138. We compared two methods for indicator creation, both of which seek to estimate the geometric mean of the species index values. The first approach is a simple geometric mean across species, adjusted to account for missing values (species:year combinations with no data). Confidence intervals are calculated from a bootstrapping procedure in which the indicator is recalculated 1000 times. In each of these 'bootstraps', species data are sampled with replacement to create a dataset equal in size to the original (2073 species) but differing in composition (some species absent, some replicated several times). This is the method used for the UK Priority Species indicator, and for the State of Nature reports (methods described in Burns et al. 2018). The resulting index has substantial confidence limits around it, and considerable year-to-year variation (blue line in Figure 5).

139. The second approach is a new hierarchical modelling method for calculating multi-species indicators within a state-space formulation developed by CEH (Freeman et al. 2020). Model-fitting is straightforward in either Bayesian or classical inference implementations, the latter following from efficient hidden Markov modelling. As the indicator presented in this report was calculated using the Bayesian approach, hereafter we refer to it as the 'Bayesian' indicator. The key features of this method are 1) species index values are assumed to be imperfect, and 2) the indicator is smoothed in-situ rather than post-hoc. The resulting line varies less from year-to-year (compared with the geometric mean) and is substantially more precise (narrower ribbon of uncertainty on Figure 5). A further difference with this approach from the 'conventional' geometric mean indicator is that the imputation of missing values is informed by between-year change in species for which data is available, which means that for the terminal year the indicator may be more appropriate than that obtained using the geometric mean method, which assumes no change in index values for missing species.

140. We believe the second, new, approach to be most suitable for use for the new combined indicator; it is robust, precise, adaptable to different data types and can cope with the issues often presented by biological monitoring data, such as varying start dates of datasets and missing values. This approach is likely to be adopted for the production of biodiversity indicators elsewhere including some of those produced for official indicator suites for the UK and England. As Figure 5 shows, the two methods provide similar results.

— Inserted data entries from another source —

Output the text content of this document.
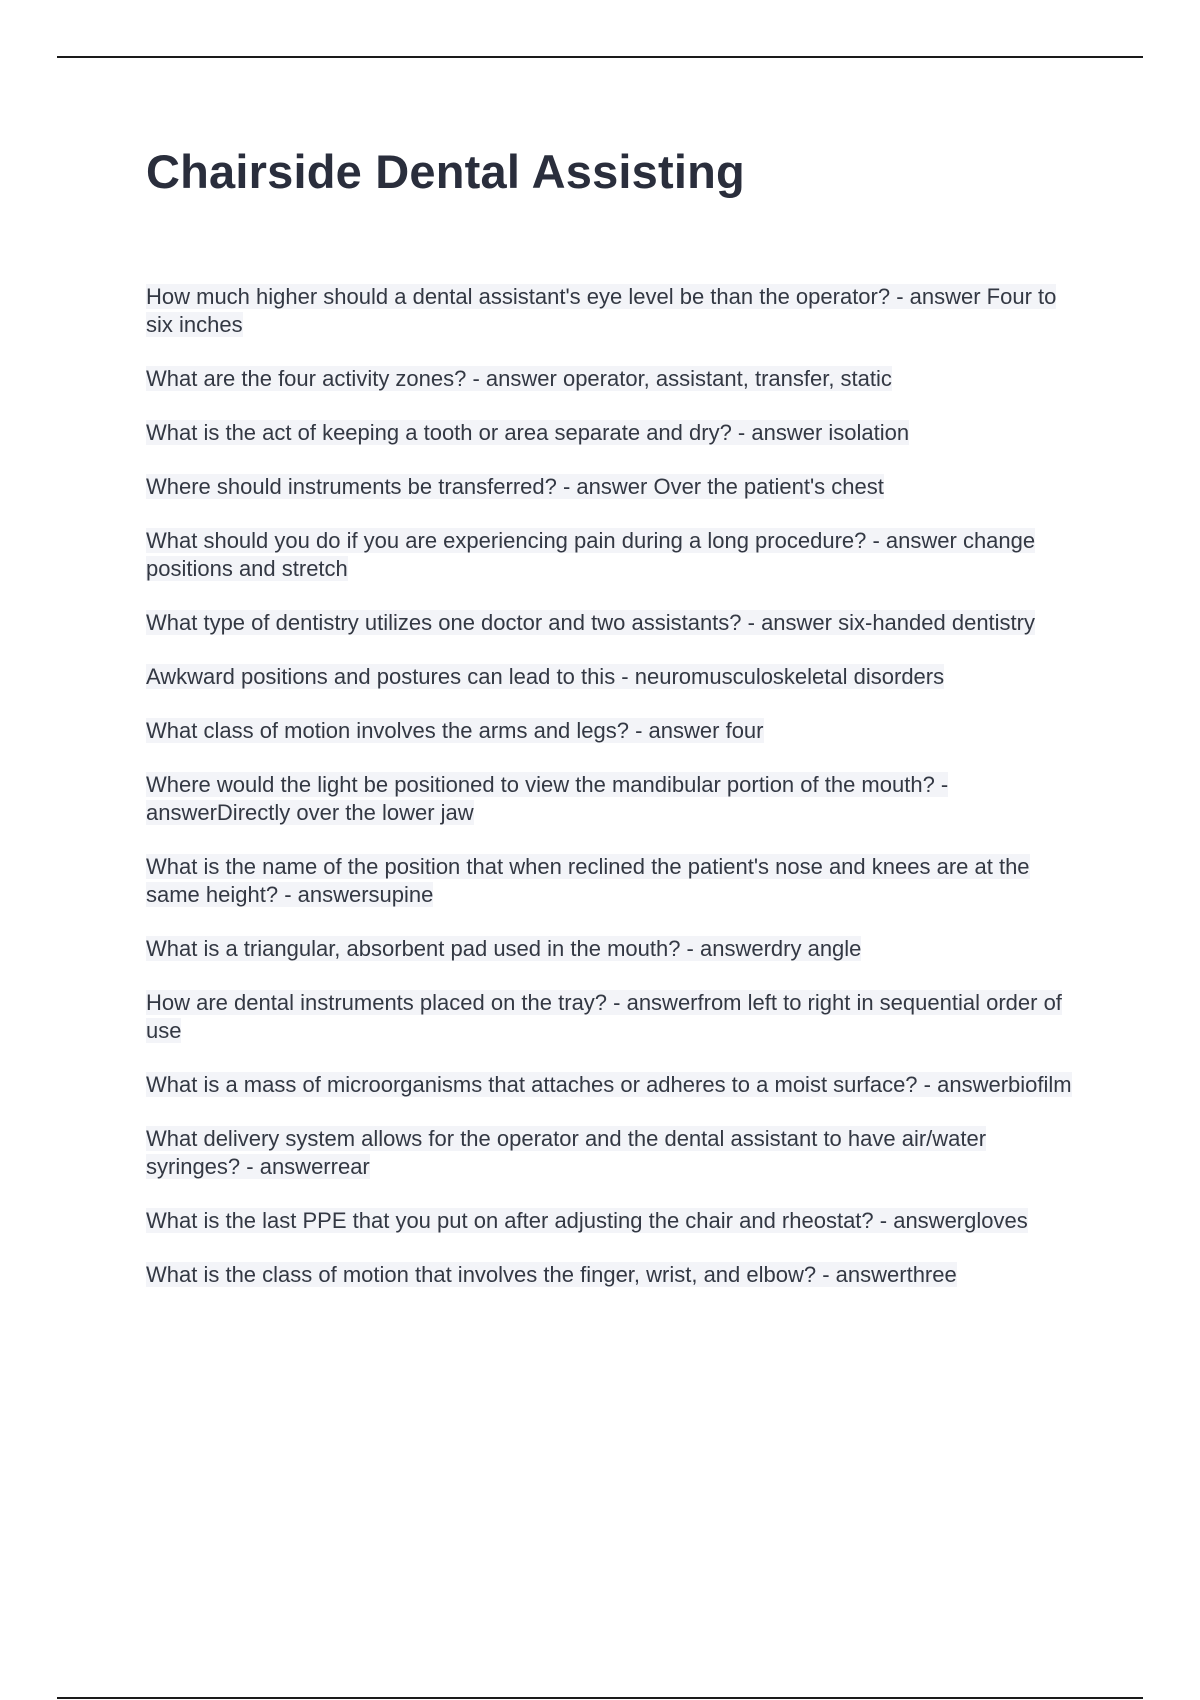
Chairside Dental Assisting
How much higher should a dental assistant's eye level be than the operator? - answer Four to six inches
What are the four activity zones? - answer operator, assistant, transfer, static
What is the act of keeping a tooth or area separate and dry? - answer isolation
Where should instruments be transferred? - answer Over the patient's chest
What should you do if you are experiencing pain during a long procedure? - answer change positions and stretch
What type of dentistry utilizes one doctor and two assistants? - answer six-handed dentistry
Awkward positions and postures can lead to this - neuromusculoskeletal disorders
What class of motion involves the arms and legs? - answer four
Where would the light be positioned to view the mandibular portion of the mouth? - answerDirectly over the lower jaw
What is the name of the position that when reclined the patient's nose and knees are at the same height? - answersupine
What is a triangular, absorbent pad used in the mouth? - answerdry angle
How are dental instruments placed on the tray? - answerfrom left to right in sequential order of use
What is a mass of microorganisms that attaches or adheres to a moist surface? - answerbiofilm
What delivery system allows for the operator and the dental assistant to have air/water syringes? - answerrear
What is the last PPE that you put on after adjusting the chair and rheostat? - answergloves
What is the class of motion that involves the finger, wrist, and elbow? - answerthree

Figure 5. A comparison of methods for a preliminary Scottish biodiversity indicator. The blue line and ribbon show the geometric mean with 95% confidence intervals from bootstrapping across species; the red line and ribbon show the smoothed Bayesian method, with 95% credible intervals.
The two methods show similar results

7.5 Summary

141. In this chapter we have outlined the consultation process undertaken as part of this project, with Scottish Government and a wide range of other stakeholders in biodiversity policy, research and conservation.

142. The consultation process clarified the requirements of Scottish Government for an indicator to be included within the NPF indicator suite, so consisting of a line showing variation in a single measure over time.

143. Using the input from stakeholders received through this consultation we were able to make the key decisions on data to be used in a combined indicator, the treatment of this data, and concerning issues around the construction of the indicator itself such as start and end dates, the combination of data measuring both trends in abundance and occupancy, whether to use weighting to address biases in data availability, and the statistical method used to generate the indicator.

144. Our recommended approach for a combined biodiversity indicator for Scotland is given in Chapter 8.